Mas não basta boa vontade ou sensibilidade humana. A nova liderança de RH precisa dominar o letramento corporativo em tecnologia. Isso não significa que todas as lideranças de Pessoas precisam saber programar ou construir modelos de machine learning, mas sim que precisam compreender os fundamentos do que estão apoiando. Saber o que é uma IA generativa, como funcionam os algoritmos de recomendação, ou o que está por trás de um sistema preditivo de rotatividade são conhecimentos essenciais para que essas lideranças possam tomar decisões informadas, dialogar com fluência com áreas técnicas e, principalmente, traduzir essas tecnologias em valor humano e organizacional.
O letramento em tecnologia é o novo inglês corporativo. Assim como antes era esperado que líderes dominassem uma segunda língua para transitar em ambientes globais, hoje é esperado que saibam navegar em um mundo orientado por dados, APIs, automações e sistemas cognitivos. É uma competência transversal, que eleva a capacidade de influência da liderança de RH e a posiciona como agente catalisador de inovação.
A atuação protagonista da liderança de Pessoas em projetos de IA começa pelo desenho estratégico de times multidisciplinares. Envolve selecionar perfis híbridos, fomentar a diversidade cognitiva e criar ambientes seguros para testes e aprendizados. Passa também pelo investimento em capacitação contínua, com trilhas de conhecimento que vão da alfabetização em dados até a ética em IA (um tema especialmente sensível para quem tem o olhar voltado ao bem-estar dos colaboradores). E segue até a reestruturação dos modelos de trabalho e performance, incorporando métricas que reflitam a colaboração homem-máquina, e não apenas a produtividade individual.

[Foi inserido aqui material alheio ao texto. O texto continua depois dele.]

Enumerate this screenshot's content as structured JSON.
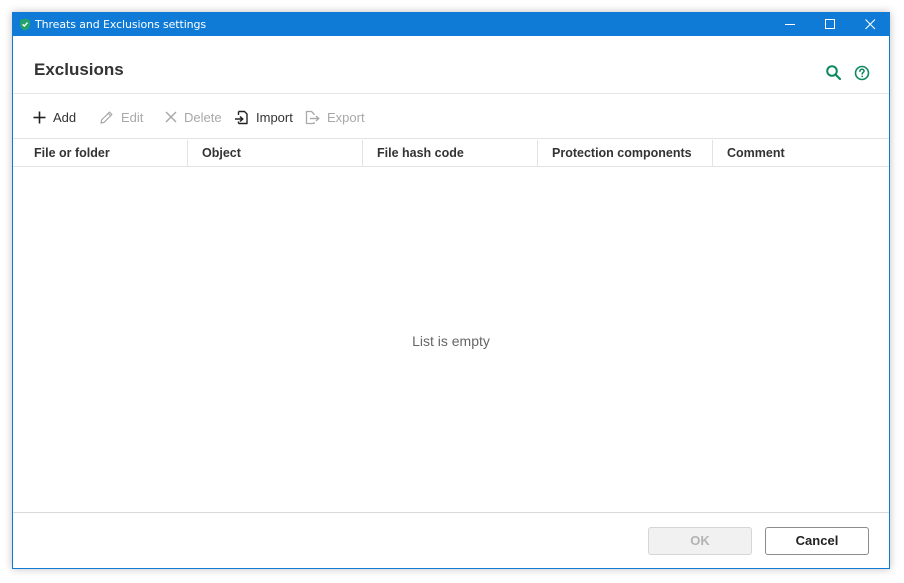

Estamos falando, portanto, de uma liderança que articula propósito com tecnologia, que sabe que o futuro do trabalho não será apenas digital, mas profundamente humano. Uma liderança que entende que projetos de IA são, antes de tudo, projetos de transformação organizacional (e que só se tornam realidade quando as pessoas estão preparadas, engajadas e protagonistas do processo).
A boa notícia é que o caminho para esse protagonismo já está sendo trilhado por líderes de RH que se reinventam como estrategistas digitais, que buscam formação constante e que assumem seu lugar como guardiões da cultura em um mundo cada vez mais automatizado. É esse movimento que diferencia empresas que apenas adotam tecnologia daquelas que, de fato, se tornam inteligentes.